Cultura

El Túnel Memoria y Tolerancia, un minimuseo itinerante que viaja a universidades de todo México

Omar Páramo/edición: Francisco Medina
Hasta el momento el túnel ha pasado por las universidades como la Iberoamericana, Intercontinental y Del Valle Tlalpan

El Túnel Memoria y Tolerancia es un proyecto itinerante que durante los próximos tres años viajará a universidades de todo el país. “Es como un Museo Memoria y Tolerancia (MyT), pero condensado. En estos días estaba por instalarse en la Escuela Nacional de Trabajo Social de la UNAM, pero debido a las emergencias derivadas del temblor del pasado 19 de septiembre, tuvimos que ponernos en pausa. Esperamos estar en CU en breve”, expuso Vivian Silberstein, directora de Relaciones Institucionales del MyT.
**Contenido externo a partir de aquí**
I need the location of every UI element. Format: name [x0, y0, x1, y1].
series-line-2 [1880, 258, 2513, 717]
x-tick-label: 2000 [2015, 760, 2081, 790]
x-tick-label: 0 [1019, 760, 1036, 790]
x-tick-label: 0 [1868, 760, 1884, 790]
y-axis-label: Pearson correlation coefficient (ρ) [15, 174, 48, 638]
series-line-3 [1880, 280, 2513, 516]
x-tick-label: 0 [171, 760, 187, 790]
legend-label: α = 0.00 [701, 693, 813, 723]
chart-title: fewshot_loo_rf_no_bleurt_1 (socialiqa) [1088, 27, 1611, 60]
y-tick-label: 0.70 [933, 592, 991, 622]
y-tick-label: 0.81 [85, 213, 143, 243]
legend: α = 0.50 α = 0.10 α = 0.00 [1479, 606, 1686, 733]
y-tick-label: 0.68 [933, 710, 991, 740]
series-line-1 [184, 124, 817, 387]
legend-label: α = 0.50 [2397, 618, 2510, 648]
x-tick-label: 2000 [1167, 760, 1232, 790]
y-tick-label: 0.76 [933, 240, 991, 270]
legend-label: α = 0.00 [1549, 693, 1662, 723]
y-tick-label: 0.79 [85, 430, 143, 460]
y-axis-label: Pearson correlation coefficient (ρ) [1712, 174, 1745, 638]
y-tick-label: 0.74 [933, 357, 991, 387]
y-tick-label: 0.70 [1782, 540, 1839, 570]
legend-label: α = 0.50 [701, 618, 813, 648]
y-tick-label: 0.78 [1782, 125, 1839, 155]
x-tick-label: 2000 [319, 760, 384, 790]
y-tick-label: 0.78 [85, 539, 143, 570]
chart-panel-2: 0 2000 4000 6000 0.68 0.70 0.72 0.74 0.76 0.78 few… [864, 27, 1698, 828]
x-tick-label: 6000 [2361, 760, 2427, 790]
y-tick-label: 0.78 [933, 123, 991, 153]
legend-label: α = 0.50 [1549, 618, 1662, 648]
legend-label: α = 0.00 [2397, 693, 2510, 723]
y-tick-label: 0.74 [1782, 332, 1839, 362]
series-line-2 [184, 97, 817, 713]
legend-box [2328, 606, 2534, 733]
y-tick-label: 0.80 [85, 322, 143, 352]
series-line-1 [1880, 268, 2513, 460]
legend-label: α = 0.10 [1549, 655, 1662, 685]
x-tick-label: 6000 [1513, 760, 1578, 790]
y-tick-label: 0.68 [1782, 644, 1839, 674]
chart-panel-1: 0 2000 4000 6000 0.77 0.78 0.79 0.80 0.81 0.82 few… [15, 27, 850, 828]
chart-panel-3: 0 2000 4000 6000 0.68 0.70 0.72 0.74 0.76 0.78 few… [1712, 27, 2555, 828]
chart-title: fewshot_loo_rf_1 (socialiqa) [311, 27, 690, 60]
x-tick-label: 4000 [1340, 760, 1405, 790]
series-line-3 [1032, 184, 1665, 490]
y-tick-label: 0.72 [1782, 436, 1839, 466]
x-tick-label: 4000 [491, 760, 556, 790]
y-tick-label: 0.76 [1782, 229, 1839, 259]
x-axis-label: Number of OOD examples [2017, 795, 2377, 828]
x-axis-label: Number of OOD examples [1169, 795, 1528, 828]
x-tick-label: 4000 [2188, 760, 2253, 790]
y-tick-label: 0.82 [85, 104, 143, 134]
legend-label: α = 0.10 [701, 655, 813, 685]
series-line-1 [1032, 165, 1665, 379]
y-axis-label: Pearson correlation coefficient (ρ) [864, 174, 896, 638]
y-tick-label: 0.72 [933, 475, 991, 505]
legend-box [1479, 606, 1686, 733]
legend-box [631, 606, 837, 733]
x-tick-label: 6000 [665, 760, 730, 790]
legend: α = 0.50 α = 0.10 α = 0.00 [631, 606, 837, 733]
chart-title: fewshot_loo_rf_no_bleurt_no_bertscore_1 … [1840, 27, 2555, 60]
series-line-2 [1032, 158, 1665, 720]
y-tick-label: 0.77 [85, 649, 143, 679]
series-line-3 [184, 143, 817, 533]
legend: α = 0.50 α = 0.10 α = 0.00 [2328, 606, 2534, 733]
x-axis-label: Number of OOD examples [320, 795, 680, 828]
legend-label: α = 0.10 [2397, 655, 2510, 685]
En su interior, esta estructura tubular ofrece un recorrido por algunos de los capítulos más oscuros de la humanidad, como el holocausto o los genocidios registrados en Armenia, Camboya, Ruanda la ex Yugoslavia o Guatemala, mientras que por fuera se plantean posibles soluciones ya sea a lastres como la discriminación ya sea por color de piel, capacidades físicas o preferencias sexuales.

“La respuesta ha sido sorprendente; no hay lugar al que vayamos donde no se acerquen más instituciones pidiendo que llevemos el túnel a sus instalaciones, lo cual aprovechamos pues nuestro objetivo es ahondar más sobre estos temas, pues a la par organizamos actividades académicas, como charlas a cargo de expertos”, añadió.

El periplo de este proyecto comenzó en 2016 y desde entonces ha llegado a aproximadamente 40 mil jóvenes y este año, gracias al apoyo de la Embajada de Alemania, ha sido posible no sólo pulir los contenidos y afinar la museografía, sino crear cuatro túneles idénticos a fin de llegar a más lugares.

A decir de Silberstein, esto representa un gran apoyo y ha ampliado el alcance considerado en un principio, “pues MyT es una asociación civil y, al mismo tiempo, es un museo privado que requiere allegarse recursos, lo que usualmente logra a través de lo colectado con la venta de los boletos en taquillas. Que la diplomacia germana nos respalde en esto nos abre nuevos horizontes”.

Y es que la clave de esta iniciativa es justo ésa, viajar lo más lejos que se pueda y alcanzar lugares que a los que un museo usualmente no llegaría, como las explanadas de una universidad o a la salida de las aulas donde los jóvenes toman clase.

“Nuestra intención es mover a las nuevas generaciones a la reflexión y cubrir las lagunas formativas de ciertas disciplinas, ya que hemos constatado que personas que estudian Ingeniería o Medicina que ignoran que en Guatemala hubo un genocidio, simplemente porque se trata de asuntos no considerados en sus temarios”.

Para lograr que el túnel sea itinerante se diseñó para pesar poco, poder desarmarse, caber en cualquier camión de mudanza y ser armado prácticamente sin herramientas entre seis personas, aunque al mismo tiempo se cuidó que los materiales fueran capaces de soportar las inclemencias de la intemperie, como el agua, el Sol, el frío o el viento.

“Debe ser muy resistente, pues nos debe preservarse en condiciones óptimas de aquí al año 2020”, apuntó Vivian Silberstein.

Hasta el momento el túnel ha pasado por las universidades como la Iberoamericana, Intercontinental y Del Valle Tlalpan, en breve viajará a Querétaro, al Centro Cultural Gómez Morín, y se espera que muy pronto llegue a la Escuela Nacional de Trabajo Social, una vez que en la UNAM las actividades recuperen su cauce normal tras el sismo.

“Lo más relevante de este proyecto es que fomenta una cultura de paz a partir de la tolerancia, la cual no debe entenderse como aguantar, sino como promover una relación armónica entre nuestras diferencias y formas de entender el mundo, lo cual sólo se logra a partir del respeto y el diálogo”.